After the alleged sexual misconduct, Rowe said, she came to believe that Chad had been "grooming" her and using discussions about spiritual beliefs to get close to and use her. 

Then, Rowe said, she confronted Chad about the alleged misconduct in several text messages in early 2019. 

"In February, I confronted him on what he had done to me in December and what he had been doing to me all along when I finally woke up to the fact that he was using me and using my gifts," Rowe said. "It was unfathomable to me that he would use me like that, and when I confronted him on his patriarchal energy, which is, in my opinion, abusive energy, and his abuse of me and my gifts and using me, then he basically sent a text back and said, 'Wow, you really know how to burn bridges. I can't believe you. You don't know me at all.'" 

That December meeting was the last time Rowe ever saw Chad in person. Rowe was working on her podcast, writing an autobiography, Rising Above the Flames, and growing her nonprofit  organization, the Greater Tomorrow Relief Fund. Rowe said she texted Chad about publishing rights issues during the spring of 2019. After she wrote him a handwritten letter in the summer of 2019, she said, Chad called her in the fall and said something that disturbed her.

"Three weeks before Tammy dies, he said to me, and he was in this frustrated voice, 'My plan can't move forward until Tammy's dead,' or 'until Tammy dies,'" Rowe said, explaining she believes Chad was referring to his "life plan," or the plan that God had for him. "I was disheartened, I was very disturbed by that." 

On Oct. 19, Tammy was found dead at the couple's home in Rexburg. Chad and Lori wed weeks later in Hawaii. 

While Tammy's death was ruled to be from natural causes, her body was exhumed and the results of an autopsy are still pending, according to authorities. Chad and Lori are now under investigation by the Idaho Attorney General's office for "conspiracy, attempted murder and/or murder." Neither Chad nor Lori have been charged with any crime in connection to Tammy's death and both deny any wrongdoing.  

Both Chad and Lori are now being held on $1 million bail, facing felony charges in the disappearance of Lori's two children, JJ and Tylee, who were last seen in September. Lori faces felony charges of deserting them, and Chad faces felony charges of willfully destroying, concealing or altering evidence after human remains found on his property were identified as his wife's missing children. 

Chad and Lori have pleaded not guilty and denied all allegations of wrongdoing. 

Those who knew Chad are struggling to reconcile the person who has been accused of these crimes with the person they knew.
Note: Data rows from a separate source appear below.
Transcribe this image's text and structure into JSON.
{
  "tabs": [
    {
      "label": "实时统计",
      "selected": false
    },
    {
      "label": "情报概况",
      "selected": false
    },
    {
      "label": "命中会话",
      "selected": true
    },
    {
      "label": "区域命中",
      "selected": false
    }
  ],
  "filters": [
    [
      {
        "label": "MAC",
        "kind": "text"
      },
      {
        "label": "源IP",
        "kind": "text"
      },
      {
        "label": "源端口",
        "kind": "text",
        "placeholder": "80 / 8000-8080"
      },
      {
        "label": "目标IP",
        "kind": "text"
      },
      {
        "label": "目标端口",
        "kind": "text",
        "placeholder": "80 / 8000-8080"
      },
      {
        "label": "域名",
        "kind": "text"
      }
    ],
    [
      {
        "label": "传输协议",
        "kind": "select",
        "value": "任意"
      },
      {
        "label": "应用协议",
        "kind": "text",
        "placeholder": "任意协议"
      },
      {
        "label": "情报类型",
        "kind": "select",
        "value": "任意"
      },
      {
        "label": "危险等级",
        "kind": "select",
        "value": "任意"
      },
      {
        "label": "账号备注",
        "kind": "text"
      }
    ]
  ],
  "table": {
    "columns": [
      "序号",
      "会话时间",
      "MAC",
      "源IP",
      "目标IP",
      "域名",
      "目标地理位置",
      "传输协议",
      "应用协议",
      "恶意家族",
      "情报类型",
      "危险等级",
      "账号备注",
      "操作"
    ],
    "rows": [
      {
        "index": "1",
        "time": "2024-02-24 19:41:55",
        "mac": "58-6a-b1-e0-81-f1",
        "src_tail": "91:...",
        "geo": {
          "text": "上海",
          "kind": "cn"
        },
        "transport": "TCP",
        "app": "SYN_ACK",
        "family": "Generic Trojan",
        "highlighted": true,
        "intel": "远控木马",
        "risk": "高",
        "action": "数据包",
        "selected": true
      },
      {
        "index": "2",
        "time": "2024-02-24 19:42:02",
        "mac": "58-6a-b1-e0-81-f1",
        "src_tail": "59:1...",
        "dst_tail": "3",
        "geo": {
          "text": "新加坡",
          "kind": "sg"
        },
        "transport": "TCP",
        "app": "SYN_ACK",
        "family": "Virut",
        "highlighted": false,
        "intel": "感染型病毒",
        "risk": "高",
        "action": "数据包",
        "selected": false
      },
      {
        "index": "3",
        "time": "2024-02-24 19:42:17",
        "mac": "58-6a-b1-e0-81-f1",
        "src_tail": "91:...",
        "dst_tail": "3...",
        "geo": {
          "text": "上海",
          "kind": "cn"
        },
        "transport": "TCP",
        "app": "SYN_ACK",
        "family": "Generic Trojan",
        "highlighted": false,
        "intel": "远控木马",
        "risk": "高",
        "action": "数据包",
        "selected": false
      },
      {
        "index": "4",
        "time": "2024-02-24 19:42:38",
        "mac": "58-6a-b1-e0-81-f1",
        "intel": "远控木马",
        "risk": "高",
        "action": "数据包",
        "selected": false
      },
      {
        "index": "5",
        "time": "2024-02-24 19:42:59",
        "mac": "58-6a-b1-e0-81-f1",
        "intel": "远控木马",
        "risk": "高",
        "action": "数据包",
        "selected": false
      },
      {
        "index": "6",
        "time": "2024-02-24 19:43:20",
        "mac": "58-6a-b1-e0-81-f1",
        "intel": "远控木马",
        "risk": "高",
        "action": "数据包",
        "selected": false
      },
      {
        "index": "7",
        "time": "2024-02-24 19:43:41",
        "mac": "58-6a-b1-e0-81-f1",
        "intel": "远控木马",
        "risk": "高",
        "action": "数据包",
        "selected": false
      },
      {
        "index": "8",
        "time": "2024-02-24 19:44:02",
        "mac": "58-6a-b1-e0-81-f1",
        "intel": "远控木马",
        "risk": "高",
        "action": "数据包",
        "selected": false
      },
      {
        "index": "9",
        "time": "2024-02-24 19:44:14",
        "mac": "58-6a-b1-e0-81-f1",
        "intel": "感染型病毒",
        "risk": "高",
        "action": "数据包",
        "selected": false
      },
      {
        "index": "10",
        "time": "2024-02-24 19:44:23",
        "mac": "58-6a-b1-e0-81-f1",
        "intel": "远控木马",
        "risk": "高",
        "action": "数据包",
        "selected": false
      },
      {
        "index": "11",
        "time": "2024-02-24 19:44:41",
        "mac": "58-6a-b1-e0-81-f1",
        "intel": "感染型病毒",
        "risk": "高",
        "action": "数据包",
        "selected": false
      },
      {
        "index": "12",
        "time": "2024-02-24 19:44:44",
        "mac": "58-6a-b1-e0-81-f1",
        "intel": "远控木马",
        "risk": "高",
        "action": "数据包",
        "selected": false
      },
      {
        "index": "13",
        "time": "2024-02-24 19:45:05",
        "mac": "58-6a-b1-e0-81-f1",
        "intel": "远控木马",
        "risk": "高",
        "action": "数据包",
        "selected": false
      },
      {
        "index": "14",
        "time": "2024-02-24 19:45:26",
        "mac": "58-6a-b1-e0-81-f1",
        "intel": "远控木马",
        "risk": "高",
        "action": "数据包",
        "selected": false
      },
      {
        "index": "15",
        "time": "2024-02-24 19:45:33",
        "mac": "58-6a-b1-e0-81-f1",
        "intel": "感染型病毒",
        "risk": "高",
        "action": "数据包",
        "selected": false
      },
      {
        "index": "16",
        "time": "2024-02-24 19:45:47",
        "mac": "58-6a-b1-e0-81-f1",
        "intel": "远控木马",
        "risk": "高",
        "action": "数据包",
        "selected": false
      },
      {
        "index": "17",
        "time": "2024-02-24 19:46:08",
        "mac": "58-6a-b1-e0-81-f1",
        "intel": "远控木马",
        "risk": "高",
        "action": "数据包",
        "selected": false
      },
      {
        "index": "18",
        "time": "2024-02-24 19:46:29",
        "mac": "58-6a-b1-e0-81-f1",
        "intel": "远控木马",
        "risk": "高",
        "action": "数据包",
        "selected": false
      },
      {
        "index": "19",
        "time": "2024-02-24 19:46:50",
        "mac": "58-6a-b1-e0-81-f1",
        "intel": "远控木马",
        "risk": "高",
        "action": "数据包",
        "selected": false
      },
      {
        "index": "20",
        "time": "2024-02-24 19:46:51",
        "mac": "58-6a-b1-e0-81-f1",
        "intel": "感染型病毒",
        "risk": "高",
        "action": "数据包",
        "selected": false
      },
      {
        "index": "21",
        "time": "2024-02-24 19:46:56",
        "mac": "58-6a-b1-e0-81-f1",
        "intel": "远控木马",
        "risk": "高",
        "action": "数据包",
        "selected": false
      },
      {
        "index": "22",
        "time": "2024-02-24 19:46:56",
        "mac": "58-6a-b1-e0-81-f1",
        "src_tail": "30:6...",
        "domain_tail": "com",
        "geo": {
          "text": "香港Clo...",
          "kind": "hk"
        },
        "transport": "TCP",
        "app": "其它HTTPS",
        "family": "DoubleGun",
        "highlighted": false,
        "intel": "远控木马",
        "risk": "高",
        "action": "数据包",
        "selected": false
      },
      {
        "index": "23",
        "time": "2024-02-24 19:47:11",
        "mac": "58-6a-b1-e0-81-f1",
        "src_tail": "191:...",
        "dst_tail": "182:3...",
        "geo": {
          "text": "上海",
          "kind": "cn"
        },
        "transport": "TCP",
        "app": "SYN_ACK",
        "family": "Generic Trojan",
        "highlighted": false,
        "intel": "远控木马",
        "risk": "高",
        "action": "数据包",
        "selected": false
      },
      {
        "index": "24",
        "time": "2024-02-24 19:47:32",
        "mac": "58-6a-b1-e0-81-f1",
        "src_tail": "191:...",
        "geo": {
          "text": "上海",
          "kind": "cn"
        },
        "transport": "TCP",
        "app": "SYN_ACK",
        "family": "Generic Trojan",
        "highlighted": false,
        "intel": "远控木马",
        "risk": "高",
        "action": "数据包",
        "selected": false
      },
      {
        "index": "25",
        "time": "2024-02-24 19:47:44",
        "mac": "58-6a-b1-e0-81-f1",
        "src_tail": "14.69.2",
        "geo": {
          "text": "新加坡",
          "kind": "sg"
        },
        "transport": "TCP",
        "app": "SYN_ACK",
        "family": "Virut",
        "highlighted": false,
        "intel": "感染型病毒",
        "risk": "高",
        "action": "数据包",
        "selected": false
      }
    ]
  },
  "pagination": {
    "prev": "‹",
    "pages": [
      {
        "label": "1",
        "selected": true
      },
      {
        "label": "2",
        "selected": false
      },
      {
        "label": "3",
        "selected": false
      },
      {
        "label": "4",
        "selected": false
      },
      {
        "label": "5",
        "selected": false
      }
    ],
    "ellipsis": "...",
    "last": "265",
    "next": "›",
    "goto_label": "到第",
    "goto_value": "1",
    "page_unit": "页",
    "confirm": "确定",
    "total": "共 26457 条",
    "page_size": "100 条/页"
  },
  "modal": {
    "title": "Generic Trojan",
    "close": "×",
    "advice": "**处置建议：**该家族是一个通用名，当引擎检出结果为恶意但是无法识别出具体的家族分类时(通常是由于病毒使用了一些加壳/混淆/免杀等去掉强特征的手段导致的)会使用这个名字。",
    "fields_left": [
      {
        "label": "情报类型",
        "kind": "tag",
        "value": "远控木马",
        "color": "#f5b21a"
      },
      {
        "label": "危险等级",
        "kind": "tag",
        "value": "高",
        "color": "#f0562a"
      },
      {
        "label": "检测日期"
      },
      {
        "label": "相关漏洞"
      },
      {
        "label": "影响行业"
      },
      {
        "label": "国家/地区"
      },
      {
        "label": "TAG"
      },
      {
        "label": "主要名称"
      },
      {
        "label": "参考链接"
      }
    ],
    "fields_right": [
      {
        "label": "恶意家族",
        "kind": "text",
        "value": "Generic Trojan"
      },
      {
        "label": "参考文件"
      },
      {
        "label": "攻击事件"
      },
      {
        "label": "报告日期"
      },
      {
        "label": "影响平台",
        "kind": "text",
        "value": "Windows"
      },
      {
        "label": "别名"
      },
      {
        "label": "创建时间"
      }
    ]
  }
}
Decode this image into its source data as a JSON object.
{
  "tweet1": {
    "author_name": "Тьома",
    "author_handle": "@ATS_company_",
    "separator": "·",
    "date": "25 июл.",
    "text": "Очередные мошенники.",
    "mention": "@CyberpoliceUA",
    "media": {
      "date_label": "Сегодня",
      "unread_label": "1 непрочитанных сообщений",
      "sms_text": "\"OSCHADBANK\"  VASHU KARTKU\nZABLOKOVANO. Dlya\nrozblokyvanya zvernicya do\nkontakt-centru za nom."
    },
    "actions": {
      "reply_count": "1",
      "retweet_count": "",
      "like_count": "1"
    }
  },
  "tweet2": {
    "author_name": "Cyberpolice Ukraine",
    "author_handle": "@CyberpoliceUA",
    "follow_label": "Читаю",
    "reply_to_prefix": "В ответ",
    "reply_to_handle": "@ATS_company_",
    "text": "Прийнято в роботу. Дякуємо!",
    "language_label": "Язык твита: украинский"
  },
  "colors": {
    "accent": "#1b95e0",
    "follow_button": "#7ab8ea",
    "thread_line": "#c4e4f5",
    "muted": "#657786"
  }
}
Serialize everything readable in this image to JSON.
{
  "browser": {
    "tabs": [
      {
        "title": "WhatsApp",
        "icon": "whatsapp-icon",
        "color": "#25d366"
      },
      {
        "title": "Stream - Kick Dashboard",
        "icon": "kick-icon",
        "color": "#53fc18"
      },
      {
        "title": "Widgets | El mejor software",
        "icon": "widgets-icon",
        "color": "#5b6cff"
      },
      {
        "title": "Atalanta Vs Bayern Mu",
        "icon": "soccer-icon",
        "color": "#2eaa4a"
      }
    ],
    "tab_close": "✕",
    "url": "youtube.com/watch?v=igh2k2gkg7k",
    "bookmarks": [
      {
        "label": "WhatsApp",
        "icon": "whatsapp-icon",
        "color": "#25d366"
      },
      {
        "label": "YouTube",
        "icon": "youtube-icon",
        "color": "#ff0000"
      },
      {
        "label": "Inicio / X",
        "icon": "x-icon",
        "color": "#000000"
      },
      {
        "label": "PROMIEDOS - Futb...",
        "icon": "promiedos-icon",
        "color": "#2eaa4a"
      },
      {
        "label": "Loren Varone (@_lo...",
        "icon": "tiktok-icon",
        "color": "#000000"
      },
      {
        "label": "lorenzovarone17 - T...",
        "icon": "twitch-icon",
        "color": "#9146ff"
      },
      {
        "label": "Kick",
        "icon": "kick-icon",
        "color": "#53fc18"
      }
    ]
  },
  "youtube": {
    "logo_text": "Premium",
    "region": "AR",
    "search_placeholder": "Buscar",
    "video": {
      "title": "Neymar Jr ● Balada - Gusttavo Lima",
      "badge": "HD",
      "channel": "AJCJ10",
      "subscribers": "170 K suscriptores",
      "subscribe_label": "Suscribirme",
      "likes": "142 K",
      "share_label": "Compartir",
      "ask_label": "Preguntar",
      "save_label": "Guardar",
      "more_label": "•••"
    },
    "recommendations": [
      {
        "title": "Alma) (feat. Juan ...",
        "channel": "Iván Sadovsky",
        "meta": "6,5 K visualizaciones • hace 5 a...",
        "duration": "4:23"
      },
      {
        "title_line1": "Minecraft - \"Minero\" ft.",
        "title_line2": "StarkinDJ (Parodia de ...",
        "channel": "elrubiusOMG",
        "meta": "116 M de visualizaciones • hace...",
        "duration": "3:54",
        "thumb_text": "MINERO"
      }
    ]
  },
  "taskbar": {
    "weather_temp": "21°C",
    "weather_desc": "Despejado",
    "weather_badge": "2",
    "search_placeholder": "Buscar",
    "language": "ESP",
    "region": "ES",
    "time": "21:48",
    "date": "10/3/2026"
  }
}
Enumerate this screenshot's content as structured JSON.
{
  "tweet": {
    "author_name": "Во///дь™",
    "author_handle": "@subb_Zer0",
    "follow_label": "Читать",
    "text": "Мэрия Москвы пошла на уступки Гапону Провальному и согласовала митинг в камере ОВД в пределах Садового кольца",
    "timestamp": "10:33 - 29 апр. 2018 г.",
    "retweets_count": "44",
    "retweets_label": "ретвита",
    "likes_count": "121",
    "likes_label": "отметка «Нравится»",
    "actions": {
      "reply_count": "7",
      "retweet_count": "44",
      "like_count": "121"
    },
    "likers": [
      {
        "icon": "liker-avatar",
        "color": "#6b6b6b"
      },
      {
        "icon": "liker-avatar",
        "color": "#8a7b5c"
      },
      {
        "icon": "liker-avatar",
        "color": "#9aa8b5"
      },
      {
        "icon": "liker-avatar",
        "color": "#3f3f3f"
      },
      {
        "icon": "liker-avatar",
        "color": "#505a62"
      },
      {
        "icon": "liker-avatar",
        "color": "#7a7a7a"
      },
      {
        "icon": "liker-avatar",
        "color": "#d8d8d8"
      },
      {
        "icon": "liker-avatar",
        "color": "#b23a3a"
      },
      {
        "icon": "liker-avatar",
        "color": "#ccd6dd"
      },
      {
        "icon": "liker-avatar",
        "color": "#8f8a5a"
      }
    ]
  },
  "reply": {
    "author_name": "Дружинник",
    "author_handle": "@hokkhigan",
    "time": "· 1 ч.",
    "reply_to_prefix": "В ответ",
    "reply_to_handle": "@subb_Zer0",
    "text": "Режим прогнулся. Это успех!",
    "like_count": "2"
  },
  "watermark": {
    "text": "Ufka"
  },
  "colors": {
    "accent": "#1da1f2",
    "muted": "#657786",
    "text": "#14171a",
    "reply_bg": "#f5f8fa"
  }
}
But there were signs, Rowe said. 

"When I think of somebody who's predatory towards women, and I think of how Chad has fit that, I look at all of the women who believed that he was working for the light side," Rowe said. "I believe for a time he was, but people change." 

Smith said he is now being ostracized by some in his family because he was once friends with Chad.

"It's unfortunate how many lives can be affected by one choice," he said. "It just makes me wonder if Chad just had unfulfilled desires, and then, mix that with the gifts and the position and status and his ability to appeal to people, and it just created this perfect firestorm of scandal."